A enganação deu certo em 2006, 2010 e 2014. A tática foi sempre a mesma: ameaçar com a volta das privatizações e medidas neoliberais. Mesmo que, como governo, aplicasse as mesmas medidas! Chegava outubro e o fantasma estava sempre à espreita: a volta do PSDB… Em 2014, o terrorismo midiático petista sobre o fim dos tempos que adviria da volta dos tucanos bradava que eles privatizarariam a Caixa e mexeriam nos direitos dos trabalhadores. Não adiantou Aécio dizer 100 vezes que não faria isso, pois se sabia que ele faria. Então, Dilma foi eleita para impedir ele de tomar estas medidas com o “voto crítico” de milhares de “ativistas de esquerda” que diziam que até não concordavam com o PT, mas era necessário votar contra o PSDB… E, com as urnas ainda quentes, foi Dilma quem anunciou exatamente todas as medidas que dizia que iria impedir…

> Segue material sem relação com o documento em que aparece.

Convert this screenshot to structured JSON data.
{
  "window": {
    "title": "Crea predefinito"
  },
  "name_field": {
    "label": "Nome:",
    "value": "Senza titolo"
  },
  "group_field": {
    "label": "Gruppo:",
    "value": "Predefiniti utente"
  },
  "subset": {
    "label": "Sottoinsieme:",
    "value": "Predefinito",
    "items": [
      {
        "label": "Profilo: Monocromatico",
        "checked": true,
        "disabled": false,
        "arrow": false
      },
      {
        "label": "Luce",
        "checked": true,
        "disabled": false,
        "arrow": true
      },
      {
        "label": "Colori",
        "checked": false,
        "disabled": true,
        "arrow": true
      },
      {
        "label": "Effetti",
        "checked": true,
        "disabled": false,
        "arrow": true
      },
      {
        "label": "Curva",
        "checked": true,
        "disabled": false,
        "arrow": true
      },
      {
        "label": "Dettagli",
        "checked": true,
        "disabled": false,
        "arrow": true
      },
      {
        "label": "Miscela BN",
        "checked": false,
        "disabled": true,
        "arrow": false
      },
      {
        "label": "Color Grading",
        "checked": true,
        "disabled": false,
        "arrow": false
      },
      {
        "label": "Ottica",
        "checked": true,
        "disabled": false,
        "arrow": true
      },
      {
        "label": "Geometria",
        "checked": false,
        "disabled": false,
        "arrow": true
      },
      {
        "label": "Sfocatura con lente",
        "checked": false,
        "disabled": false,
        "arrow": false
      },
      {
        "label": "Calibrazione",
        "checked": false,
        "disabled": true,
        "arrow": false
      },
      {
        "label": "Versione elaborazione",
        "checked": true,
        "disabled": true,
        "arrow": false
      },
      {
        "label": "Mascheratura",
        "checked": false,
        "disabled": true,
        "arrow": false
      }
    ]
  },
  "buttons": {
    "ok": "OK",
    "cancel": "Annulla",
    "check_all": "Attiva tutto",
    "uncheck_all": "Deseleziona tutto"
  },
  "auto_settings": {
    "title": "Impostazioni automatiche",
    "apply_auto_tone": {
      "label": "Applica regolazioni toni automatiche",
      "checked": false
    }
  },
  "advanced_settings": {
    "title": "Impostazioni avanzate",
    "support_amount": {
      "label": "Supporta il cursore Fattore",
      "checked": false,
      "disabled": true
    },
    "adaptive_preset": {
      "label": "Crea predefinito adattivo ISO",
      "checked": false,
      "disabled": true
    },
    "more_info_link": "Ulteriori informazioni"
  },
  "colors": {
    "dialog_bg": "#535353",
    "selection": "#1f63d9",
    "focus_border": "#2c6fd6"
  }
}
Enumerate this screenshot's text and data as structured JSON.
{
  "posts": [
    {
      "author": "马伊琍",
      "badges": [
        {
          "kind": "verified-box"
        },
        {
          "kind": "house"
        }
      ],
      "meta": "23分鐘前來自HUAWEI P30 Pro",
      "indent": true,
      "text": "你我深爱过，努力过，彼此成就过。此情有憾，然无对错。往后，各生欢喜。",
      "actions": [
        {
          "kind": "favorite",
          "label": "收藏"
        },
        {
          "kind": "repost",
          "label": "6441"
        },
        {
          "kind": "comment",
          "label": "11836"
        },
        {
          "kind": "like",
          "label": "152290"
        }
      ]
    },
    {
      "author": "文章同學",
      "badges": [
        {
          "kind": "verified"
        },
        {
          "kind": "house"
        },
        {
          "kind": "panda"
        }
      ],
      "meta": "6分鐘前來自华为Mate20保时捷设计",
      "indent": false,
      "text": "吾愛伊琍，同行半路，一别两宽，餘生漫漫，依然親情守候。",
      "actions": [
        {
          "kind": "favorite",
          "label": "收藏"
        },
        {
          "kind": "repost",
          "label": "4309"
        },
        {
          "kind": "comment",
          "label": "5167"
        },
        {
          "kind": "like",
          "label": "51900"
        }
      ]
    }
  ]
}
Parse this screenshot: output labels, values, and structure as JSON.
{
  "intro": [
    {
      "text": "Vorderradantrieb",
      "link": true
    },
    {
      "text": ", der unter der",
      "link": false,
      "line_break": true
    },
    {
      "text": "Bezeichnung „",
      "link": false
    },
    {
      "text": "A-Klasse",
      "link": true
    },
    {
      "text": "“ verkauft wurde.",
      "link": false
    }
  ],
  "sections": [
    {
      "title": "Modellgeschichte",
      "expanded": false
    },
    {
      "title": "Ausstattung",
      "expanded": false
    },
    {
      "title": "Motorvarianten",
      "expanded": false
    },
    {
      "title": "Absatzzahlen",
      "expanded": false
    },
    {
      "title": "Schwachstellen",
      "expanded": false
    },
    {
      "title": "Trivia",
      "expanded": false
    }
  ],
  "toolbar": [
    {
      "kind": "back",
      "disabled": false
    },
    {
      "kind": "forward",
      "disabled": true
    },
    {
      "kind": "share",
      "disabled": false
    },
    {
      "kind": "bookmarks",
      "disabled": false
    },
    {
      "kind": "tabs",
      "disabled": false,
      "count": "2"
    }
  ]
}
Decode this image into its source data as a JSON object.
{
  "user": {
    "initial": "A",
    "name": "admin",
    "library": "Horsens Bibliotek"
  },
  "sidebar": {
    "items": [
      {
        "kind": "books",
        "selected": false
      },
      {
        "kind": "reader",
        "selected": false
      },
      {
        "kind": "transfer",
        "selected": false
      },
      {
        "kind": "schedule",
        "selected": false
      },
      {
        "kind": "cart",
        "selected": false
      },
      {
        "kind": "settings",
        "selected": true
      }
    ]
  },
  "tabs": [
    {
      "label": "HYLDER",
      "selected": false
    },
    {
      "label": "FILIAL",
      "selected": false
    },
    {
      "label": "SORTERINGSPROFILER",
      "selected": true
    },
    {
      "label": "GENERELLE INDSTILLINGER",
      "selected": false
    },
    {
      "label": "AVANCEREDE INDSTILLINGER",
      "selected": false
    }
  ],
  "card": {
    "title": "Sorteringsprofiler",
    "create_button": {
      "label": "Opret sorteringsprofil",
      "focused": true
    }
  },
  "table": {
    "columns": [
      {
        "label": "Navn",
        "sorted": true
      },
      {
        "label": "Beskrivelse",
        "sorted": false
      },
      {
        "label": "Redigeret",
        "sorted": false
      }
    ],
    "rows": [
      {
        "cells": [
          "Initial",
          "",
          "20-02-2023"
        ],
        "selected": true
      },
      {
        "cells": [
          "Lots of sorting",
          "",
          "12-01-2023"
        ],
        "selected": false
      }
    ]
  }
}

Mas o PSDB só virou alvo do PT no 2 turno de 2014, No 1o, o grande alvo de fake news e uma campanha violenta foi Marina Silva, que poderia ir ao 2o turno e ganhar a eleição. O PT, então, poupava o PSDB (a quem queria no 2o turno, pois sabia que poderia fazer o jogo do “bom x mau” mais fácil), e colocava propagandas no ar que diziam que a comida sumiria da mesa no caso de Marina ganhar… Outra vez, a direção do PT conseguiu seu propósito…

Dilma, reeleita e à frente do governo pior avaliado de todos os tempos até então, e com o país afundado na maior recessão de sua História, entre outras coisas por estar faltando comida na mesa da população e direitos terem sido cortados, viu a imensa maioria da população querendo o fim de seu governo. O PT, então, fez uma autocrítica, ou mudou seu rumo? Não. Apenas reinventou sua narrativa e passou a ser o partido que resistiria ao “golpe”. Um novo fantasma foi criado…

O “golpismo”, aliás, passou a ser o grande mote petista desde então. A “esquerda” já cansada de todas as traições do PT e enganada vergonhosamente uma vez atrás da outra foi levada a escolher entre “a democracia e os golpistas”. Como uma novela barata, com uma trama péssima, atores canastrões e em que todos já sabem o fim da história, pela centésima vez, muitos dos que já haviam jurado que “agora, o PT passou dos limites e eu não voto nunca mais” voltaram às suas redes sociais e se engajaram na nova cruzada: não era pelo PT; era contra o golpe… Mas o repertório nunca acaba. Se já está manjado, muda-se o nome dos personagens e recomeça tudo outra vez. Agora, o fantasma é o fascismo…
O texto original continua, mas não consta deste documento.